Scheduling irrigation to use available water as efficiently as possible requires knowledge of crop moisture needs and soil properties.

A little information on plant physiology wouldn’t hurt either, says Texas Extension Agricultural Engineer Dana Porter.

Porter, speaking at the recent West Texas Agricultural Chemical Association annual conference in Lubbock, said farmers should understand soil and crop water needs, whether they use center pivot or subsurface drop irrigation systems.

“We need to know how much water we have in the soil,” Porter said. “Is it saturated, at field capacity or at a wilting point? Different soil types hold different amounts of water. Sandy soils hold less, and loamy and clay soils hold more.”

She said knowing soil permeability helps schedule irrigation. “Determine how much water can stay in the soil at various depths — 1 foot, 2 feet, and 3 feet. Know how much water is available at different depths.

“Also, determine at what point soil begins to lose water and then how much to irrigate to bring the field to capacity.”

She said farmers may want to irrigate to slightly less than capacity to allow for rainfall. She recommended using a management allowable depletion (MAD) rate to determine irrigation timing and amount.

“For most crops, 50 percent to 60 percent depletion rate is OK. For drought sensitive crops, consider 30 percent to 50 percent. Limit depletion to 50 percent to avoid drought stress.”

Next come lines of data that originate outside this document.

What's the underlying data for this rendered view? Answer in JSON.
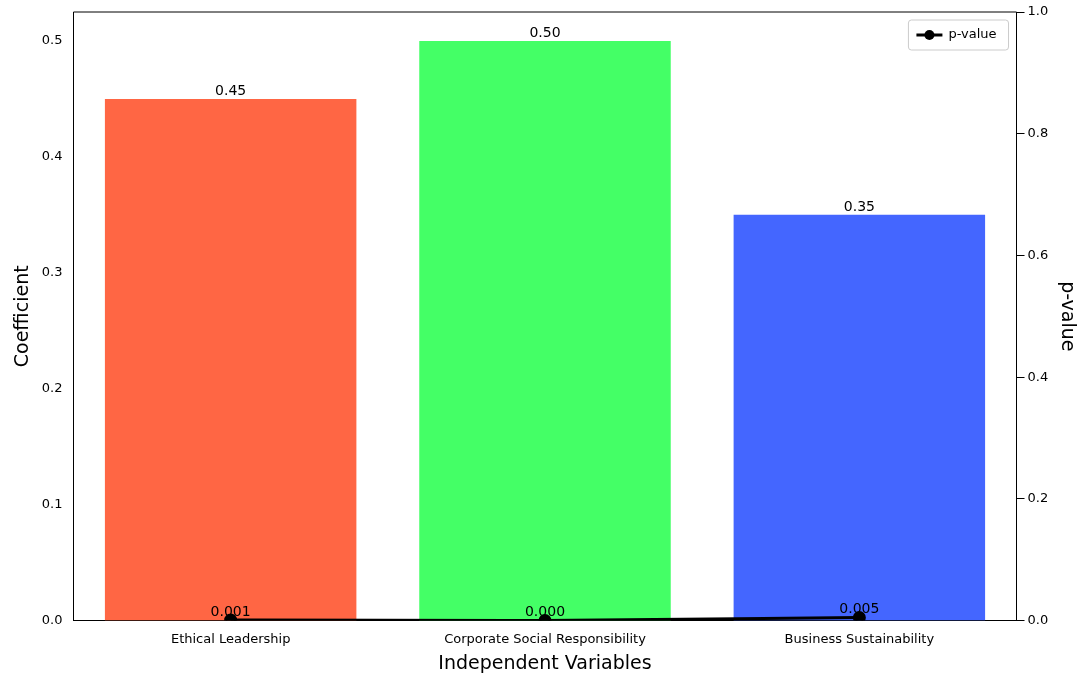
{
  "chart_data": {
    "type": "bar",
    "xlabel": "Independent Variables",
    "ylabel": "Coefficient",
    "y2label": "p-value",
    "categories": [
      "Ethical Leadership",
      "Corporate Social Responsibility",
      "Business Sustainability"
    ],
    "series": [
      {
        "colors": [
          "#ff6644",
          "#44ff66",
          "#4466ff"
        ],
        "values": [
          0.45,
          0.5,
          0.35
        ],
        "value_labels": [
          "0.45",
          "0.50",
          "0.35"
        ]
      },
      {
        "type": "line",
        "name": "p-value",
        "axis": "y2",
        "color": "#000000",
        "marker": "circle",
        "values": [
          0.001,
          0.0,
          0.005
        ],
        "value_labels": [
          "0.001",
          "0.000",
          "0.005"
        ]
      }
    ],
    "ylim": [
      0,
      0.525
    ],
    "yticks": [
      {
        "value": 0,
        "label": "0.0"
      },
      {
        "value": 0.1,
        "label": "0.1"
      },
      {
        "value": 0.2,
        "label": "0.2"
      },
      {
        "value": 0.3,
        "label": "0.3"
      },
      {
        "value": 0.4,
        "label": "0.4"
      },
      {
        "value": 0.5,
        "label": "0.5"
      }
    ],
    "y2lim": [
      0,
      1
    ],
    "y2ticks": [
      {
        "value": 0,
        "label": "0.0"
      },
      {
        "value": 0.2,
        "label": "0.2"
      },
      {
        "value": 0.4,
        "label": "0.4"
      },
      {
        "value": 0.6,
        "label": "0.6"
      },
      {
        "value": 0.8,
        "label": "0.8"
      },
      {
        "value": 1,
        "label": "1.0"
      }
    ],
    "grid": false,
    "legend": "top right"
  }
}
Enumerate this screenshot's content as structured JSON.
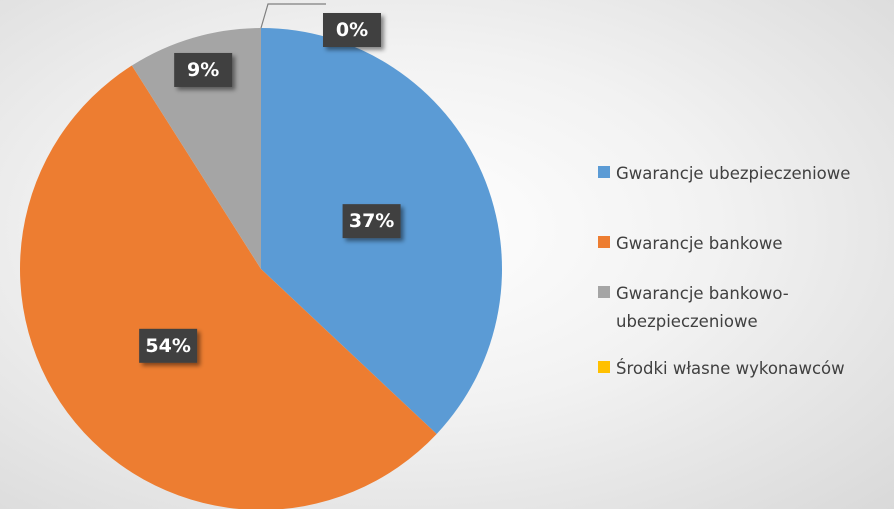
{
  "chart_data": {
    "type": "pie",
    "categories": [
      "Gwarancje ubezpieczeniowe",
      "Gwarancje bankowe",
      "Gwarancje bankowo-ubezpieczeniowe",
      "Środki własne wykonawców"
    ],
    "values": [
      37,
      54,
      9,
      0
    ],
    "value_labels": [
      "37%",
      "54%",
      "9%",
      "0%"
    ],
    "colors": [
      "#5b9bd5",
      "#ed7d31",
      "#a5a5a5",
      "#ffc000"
    ],
    "legend": "right"
  }
}
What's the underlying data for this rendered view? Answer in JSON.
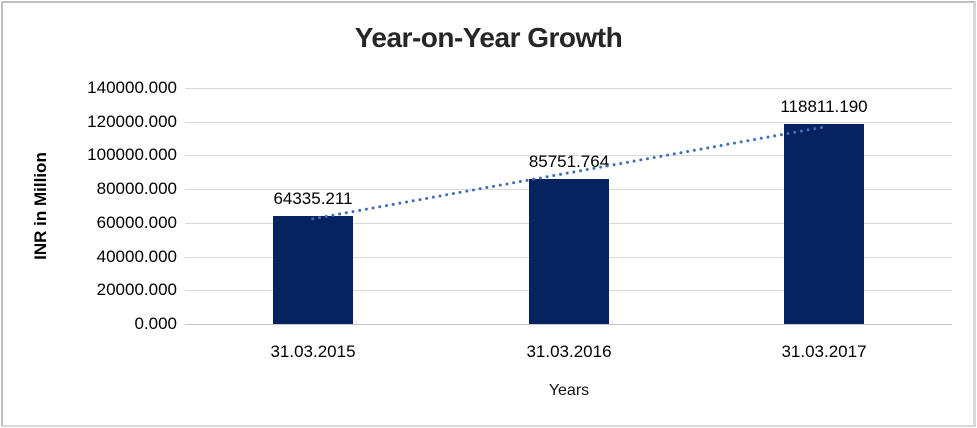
{
  "chart_data": {
    "type": "bar",
    "title": "Year-on-Year Growth",
    "xlabel": "Years",
    "ylabel": "INR in Million",
    "categories": [
      "31.03.2015",
      "31.03.2016",
      "31.03.2017"
    ],
    "values": [
      64335.211,
      85751.764,
      118811.19
    ],
    "value_labels": [
      "64335.211",
      "85751.764",
      "118811.190"
    ],
    "ylim": [
      0,
      140000
    ],
    "ytick_step": 20000,
    "ytick_labels": [
      "0.000",
      "20000.000",
      "40000.000",
      "60000.000",
      "80000.000",
      "100000.000",
      "120000.000",
      "140000.000"
    ],
    "grid": true,
    "legend": "none",
    "trendline": {
      "type": "linear",
      "style": "dotted",
      "color": "#3f6db8"
    },
    "colors": {
      "bar": "#07235f",
      "gridline": "#d9d9d9",
      "axis_line": "#c6c6c6",
      "title_text": "#262626",
      "label_text": "#000000",
      "frame_border": "#bfbfbf",
      "background": "#ffffff"
    }
  }
}
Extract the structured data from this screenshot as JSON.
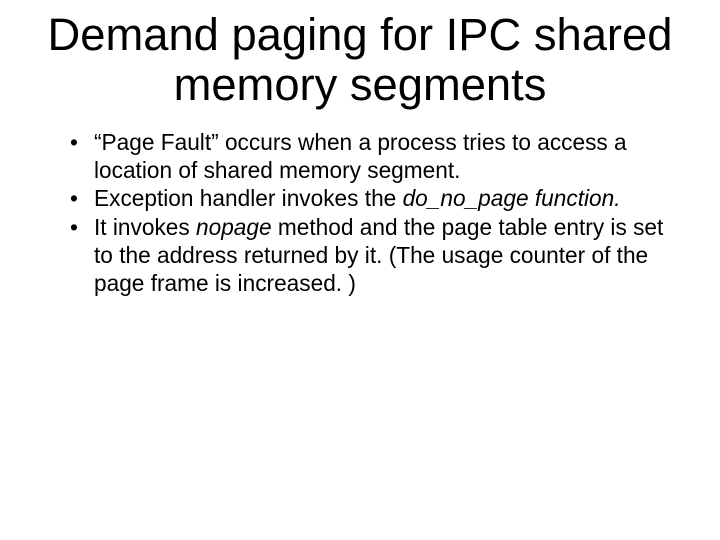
{
  "slide": {
    "background_color": "#ffffff",
    "text_color": "#000000",
    "font_family": "Arial",
    "title": {
      "text": "Demand paging for IPC shared memory segments",
      "font_size_pt": 34,
      "font_weight": 400,
      "align": "center"
    },
    "bullets": {
      "font_size_pt": 17,
      "marker": "•",
      "items": [
        {
          "runs": [
            {
              "text": "“Page Fault” occurs when a process tries to access a location of shared memory segment.",
              "italic": false
            }
          ]
        },
        {
          "runs": [
            {
              "text": "Exception handler invokes the ",
              "italic": false
            },
            {
              "text": "do_no_page function.",
              "italic": true
            }
          ]
        },
        {
          "runs": [
            {
              "text": "It invokes ",
              "italic": false
            },
            {
              "text": "nopage",
              "italic": true
            },
            {
              "text": " method and the page table entry is set to the address returned by it. (The usage counter of the page frame is increased. )",
              "italic": false
            }
          ]
        }
      ]
    }
  }
}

Porter said understanding a crop’s root zone also helps schedule irrigation. She said the root zone is “the effective area for available soil moisture, accessible nutrients, etc. Shallow rooted plants are more susceptible to drought stress.

“Root zone is the potential depth set by the plant, but is limited by soil factors. Soil profiles should be moist, not saturated. Plow pans, caliche layers, dry layers, saturated layers, salt accumulation and other factors limit effective root zones.”

Effective root zone for corn and cotton is 2.6 to 5.6 feet, for alfalfa and sorghum — 3.3 to 6.6 feet. Porter said most of the water extracted by a crop comes from the top 1 to 3 feet of the root zone. “Irrigation management is more critical for shallow-rooted crops.”

Porter also recommended farmers understand crop moisture needs. Corn needs from 28 inches to 32 inches a year with a water use efficiency rating of 250 to 450 pounds per acre inch. Cotton water use ranges from 13 inches to 27 inches with a 50 to 100 pounds per acre inch water use efficiency rating. Grain sorghum water demand is 13 to 24 inches and 200 to 500 pounds per acre inch water use efficiency.

Wheat demand is 13 inches to 28 inches and 2.4 to 6.4 bushels per acre inch. Alfalfa uses from 36 inches to 40 inches for a 280 to 400 pounds per acre inch efficiency rating.

“Water demand is crop specific and varies with weather and growth stage,” Porter said. “The plant needs enough water to prevent stress, but not enough to cause waterlog. Roots grow in moist soil and need both water and oxygen.”

She said farmers may find more information about specific crop water needs from txhighplainsnet.tamu.edu, a Web site that provides daily weather updates, wind speed, temperatures, rainfall amounts and other information.

She said cotton water demand peaks in July and early August in the High Plains. Corn high moisture demand peaks in July. Seasons may vary, however.

Porter said the Southwest has seen high adoption of irrigation and farmers are learning how to make the most of new technology. Knowing when specific plants need the most water and understanding the limits of specific soil types, she said, will make that technology more efficient.

She cites other Web sites that offer information on moisture management and irrigation timing, including: oznet.ksu.edu/mil/;websoilsurvey,nrcs.usda.gov/app/; and Lubbock.tamu.edu.